This is ostensibly the most serious and most frivolous post of the series (which will go on for so long as I have things to say about it – which seems like a while). Serious, since it deals with big issues like God and covenant and such. Frivolous, since whenever people talk about these big issues all they seem to be doing is avoiding Halakha and practice and going back to nonsense-talk. So I’ll be treading lightly and say little.

The basic gist of my mimetic theology is that the connection of most Jews to “Sinai” (i.e. Revelation) is through our parents and families. Not through ideas (like Muslims, for example) or through conviction and miracles (like BTs or Converts). We have no way of communing with God except through our parents. Now, obviously some of us will end up disagreeing with our parents and changing their mode of communion, which is fine – but the dialog and discourse about it has to return to the fact that without our traditions we have nothing but a big set of ideas floating around in the sky for people to take up for fun, no better than any other set of ideas out there. This could be the reason why Jewish-Buddhist syncretism, for example, abounds especially with people who have no meaningful connection to their parents and their traditions, and feel alienated from them.

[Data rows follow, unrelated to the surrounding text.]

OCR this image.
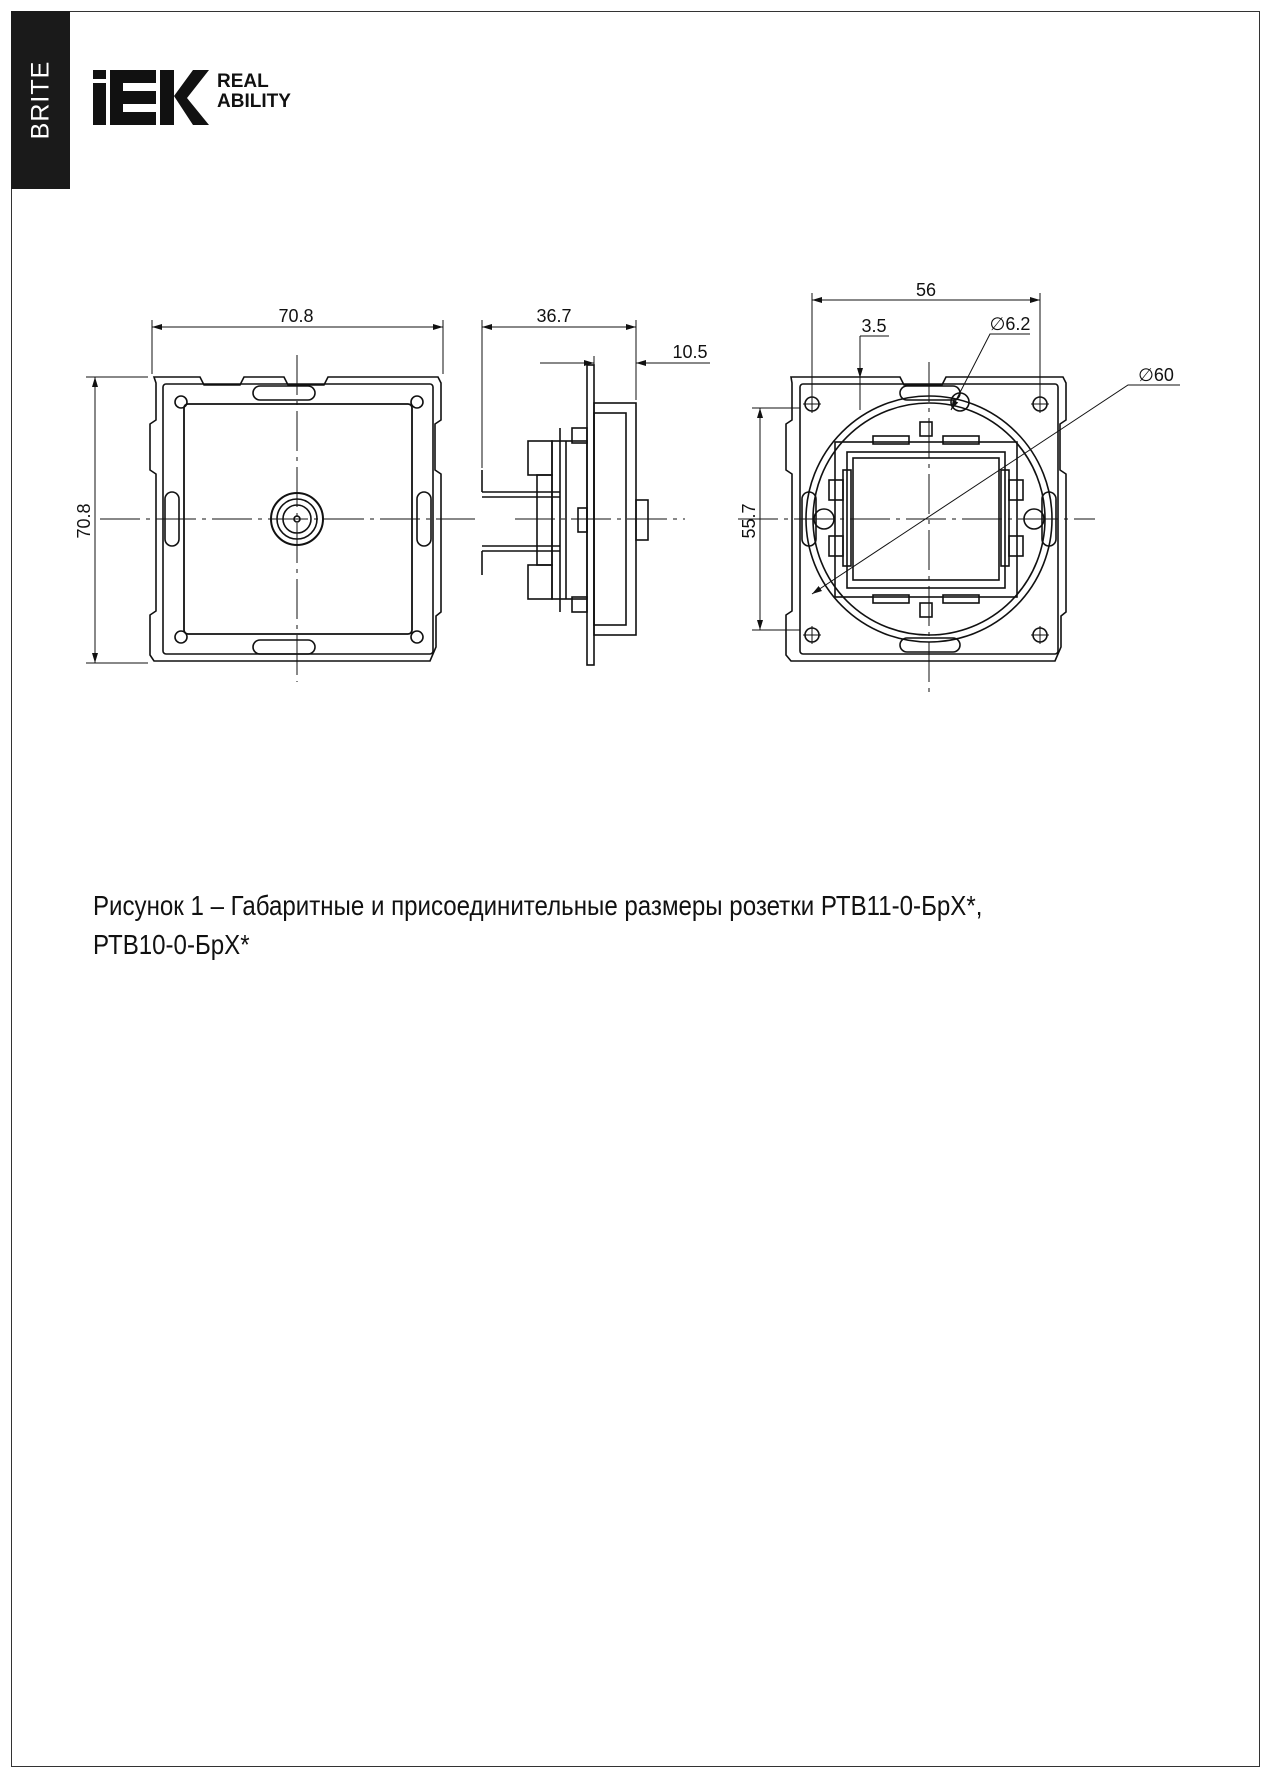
BRITE	REAL
ABILITY
70.8
70.8
36.7
10.5
56
3.5	∅6.2
∅60
55.7

Рисунок 1 – Габаритные и присоединительные размеры розетки РТВ11-0-БрХ*,

РТВ10-0-БрХ*
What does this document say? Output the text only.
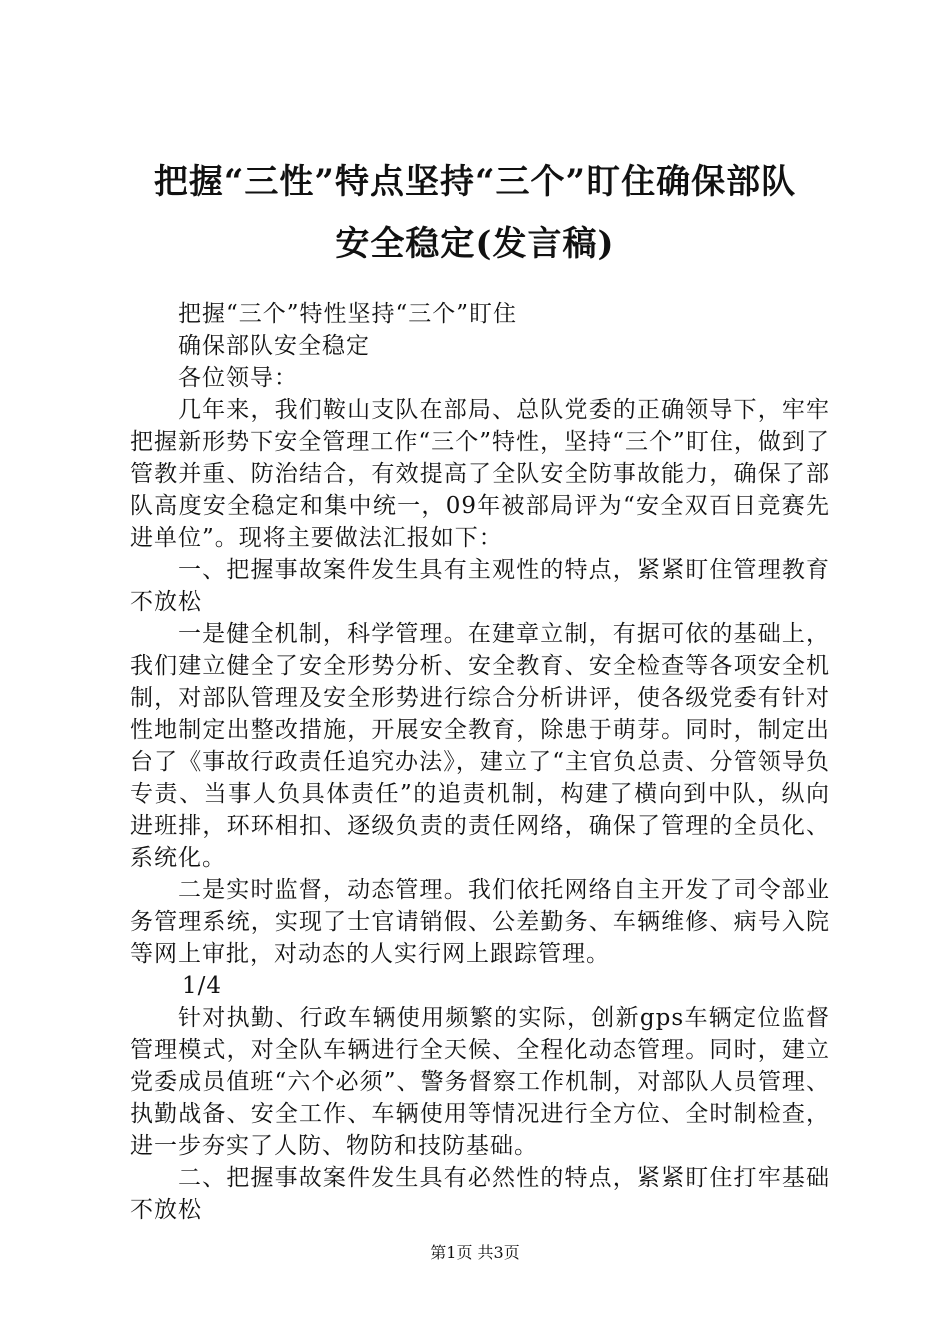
把握“三性”特点坚持“三个”盯住确保部队
安全稳定(发言稿)

把握“三个”特性坚持“三个”盯住

确保部队安全稳定

各位领导：

几年来，我们鞍山支队在部局、总队党委的正确领导下，牢牢把握新形势下安全管理工作“三个”特性，坚持“三个”盯住，做到了管教并重、防治结合，有效提高了全队安全防事故能力，确保了部队高度安全稳定和集中统一，09年被部局评为“安全双百日竞赛先进单位”。现将主要做法汇报如下：

一、把握事故案件发生具有主观性的特点，紧紧盯住管理教育不放松

一是健全机制，科学管理。在建章立制，有据可依的基础上，我们建立健全了安全形势分析、安全教育、安全检查等各项安全机制，对部队管理及安全形势进行综合分析讲评，使各级党委有针对性地制定出整改措施，开展安全教育，除患于萌芽。同时，制定出台了《事故行政责任追究办法》，建立了“主官负总责、分管领导负专责、当事人负具体责任”的追责机制，构建了横向到中队，纵向进班排，环环相扣、逐级负责的责任网络，确保了管理的全员化、系统化。

二是实时监督，动态管理。我们依托网络自主开发了司令部业务管理系统，实现了士官请销假、公差勤务、车辆维修、病号入院等网上审批，对动态的人实行网上跟踪管理。

1/4

针对执勤、行政车辆使用频繁的实际，创新gps车辆定位监督管理模式，对全队车辆进行全天候、全程化动态管理。同时，建立党委成员值班“六个必须”、警务督察工作机制，对部队人员管理、执勤战备、安全工作、车辆使用等情况进行全方位、全时制检查，进一步夯实了人防、物防和技防基础。

二、把握事故案件发生具有必然性的特点，紧紧盯住打牢基础不放松

第1页 共3页
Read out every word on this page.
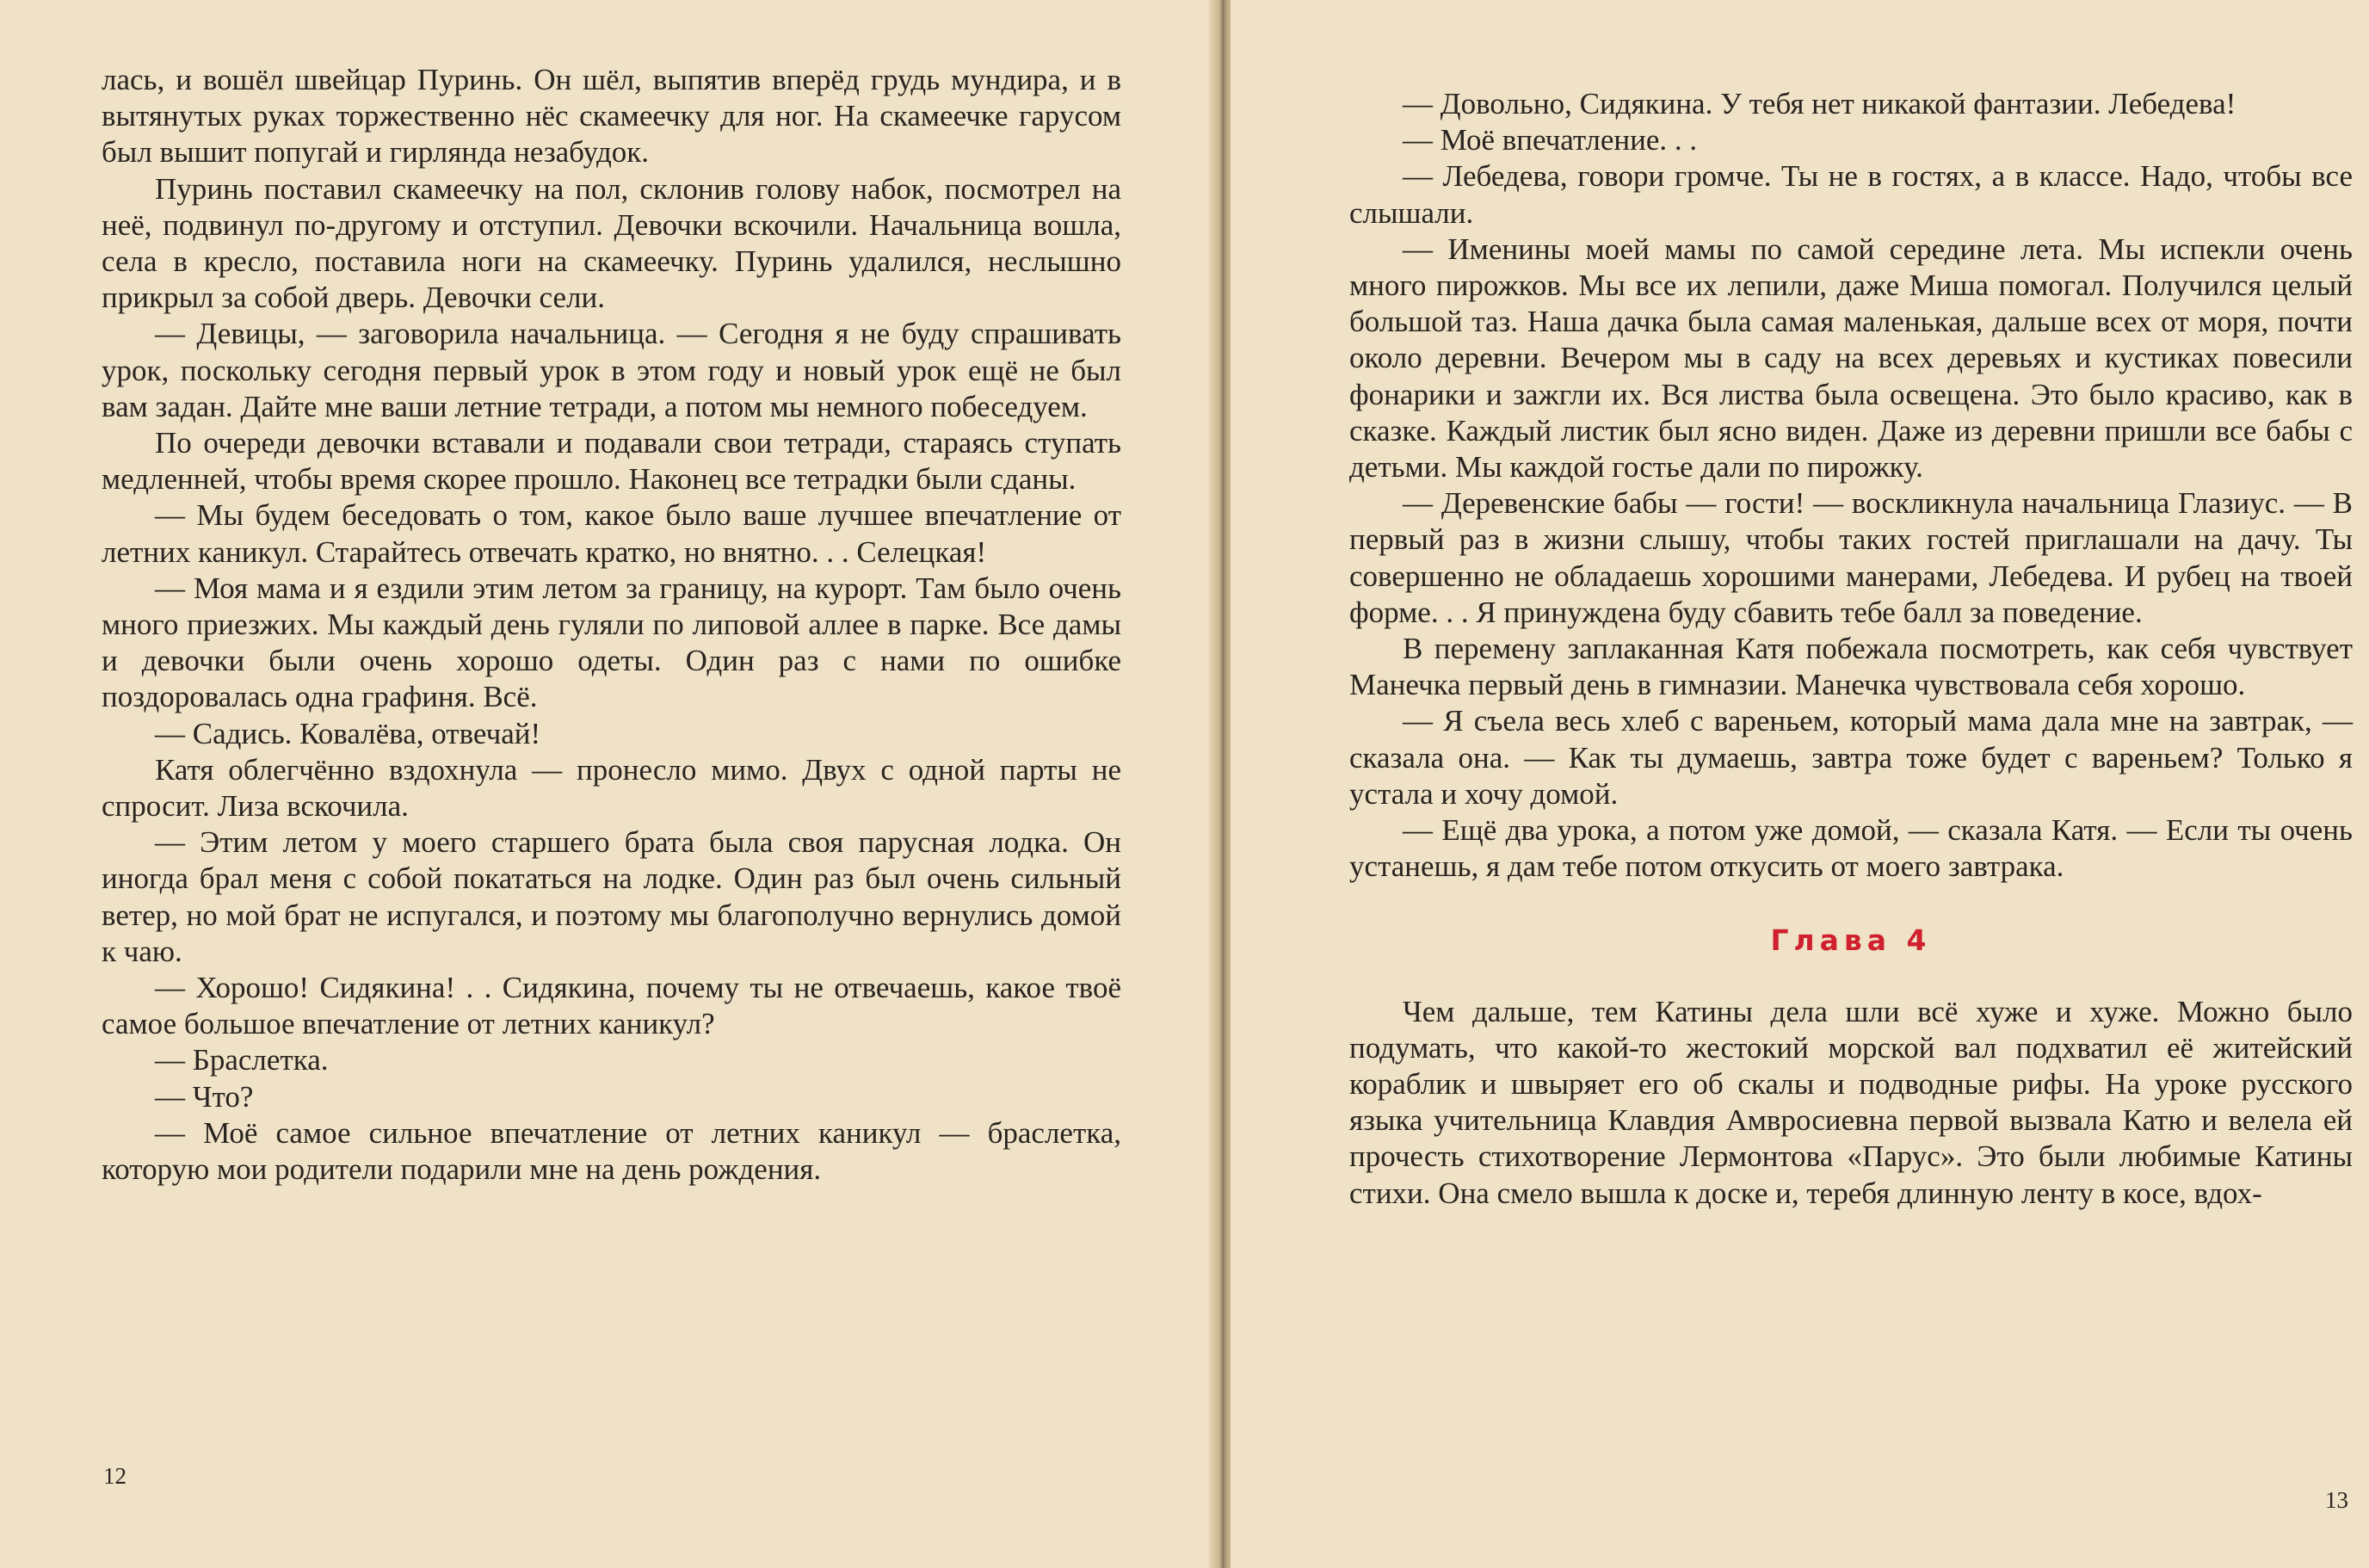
лась, и вошёл швейцар Пуринь. Он шёл, выпятив вперёд грудь мундира, и в вытянутых руках торжественно нёс скамеечку для ног. На скамеечке гарусом был вышит попугай и гирлянда незабудок.

Пуринь поставил скамеечку на пол, склонив голову набок, посмотрел на неё, подвинул по-другому и отступил. Девочки вскочили. Начальница вошла, села в кресло, поставила ноги на скамеечку. Пуринь удалился, неслышно прикрыл за собой дверь. Девочки сели.

— Девицы, — заговорила начальница. — Сегодня я не буду спрашивать урок, поскольку сегодня первый урок в этом году и новый урок ещё не был вам задан. Дайте мне ваши летние тетради, а потом мы немного побеседуем.

По очереди девочки вставали и подавали свои тетради, стараясь ступать медленней, чтобы время скорее прошло. Наконец все тетрадки были сданы.

— Мы будем беседовать о том, какое было ваше лучшее впечатление от летних каникул. Старайтесь отвечать кратко, но внятно. . . Селецкая!

— Моя мама и я ездили этим летом за границу, на курорт. Там было очень много приезжих. Мы каждый день гуляли по липовой аллее в парке. Все дамы и девочки были очень хорошо одеты. Один раз с нами по ошибке поздоровалась одна графиня. Всё.

— Садись. Ковалёва, отвечай!

Катя облегчённо вздохнула — пронесло мимо. Двух с одной парты не спросит. Лиза вскочила.

— Этим летом у моего старшего брата была своя парусная лодка. Он иногда брал меня с собой покататься на лодке. Один раз был очень сильный ветер, но мой брат не испугался, и поэтому мы благополучно вернулись домой к чаю.

— Хорошо! Сидякина! . . Сидякина, почему ты не отвечаешь, какое твоё самое большое впечатление от летних каникул?

— Браслетка.

— Что?

— Моё самое сильное впечатление от летних каникул — браслетка, которую мои родители подарили мне на день рождения.

12

— Довольно, Сидякина. У тебя нет никакой фантазии. Лебедева!

— Моё впечатление. . .

— Лебедева, говори громче. Ты не в гостях, а в классе. Надо, чтобы все слышали.

— Именины моей мамы по самой середине лета. Мы испекли очень много пирожков. Мы все их лепили, даже Миша помогал. Получился целый большой таз. Наша дачка была самая маленькая, дальше всех от моря, почти около деревни. Вечером мы в саду на всех деревьях и кустиках повесили фонарики и зажгли их. Вся листва была освещена. Это было красиво, как в сказке. Каждый листик был ясно виден. Даже из деревни пришли все бабы с детьми. Мы каждой гостье дали по пирожку.

— Деревенские бабы — гости! — воскликнула начальница Глазиус. — В первый раз в жизни слышу, чтобы таких гостей приглашали на дачу. Ты совершенно не обладаешь хорошими манерами, Лебедева. И рубец на твоей форме. . . Я принуждена буду сбавить тебе балл за поведение.

В перемену заплаканная Катя побежала посмотреть, как себя чувствует Манечка первый день в гимназии. Манечка чувствовала себя хорошо.

— Я съела весь хлеб с вареньем, который мама дала мне на завтрак, — сказала она. — Как ты думаешь, завтра тоже будет с вареньем? Только я устала и хочу домой.

— Ещё два урока, а потом уже домой, — сказала Катя. — Если ты очень устанешь, я дам тебе потом откусить от моего завтрака.

Глава 4

Чем дальше, тем Катины дела шли всё хуже и хуже. Можно было подумать, что какой-то жестокий морской вал подхватил её житейский кораблик и швыряет его об скалы и подводные рифы. На уроке русского языка учительница Клавдия Амвросиевна первой вызвала Катю и велела ей прочесть стихотворение Лермонтова «Парус». Это были любимые Катины стихи. Она смело вышла к доске и, теребя длинную ленту в косе, вдох-

13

The reason Jews choose to remain Jews is, by and large, since they don’t want to stop – not by opting in (although some gentiles opt-in, but that, again, is a different story). The only way to continue is to base yourself on the practice of your family and move from there. You can move both ways, but don’t lose your sights or your respect from your original point of departure – since that’s your connection to Sinai. (end theological rant).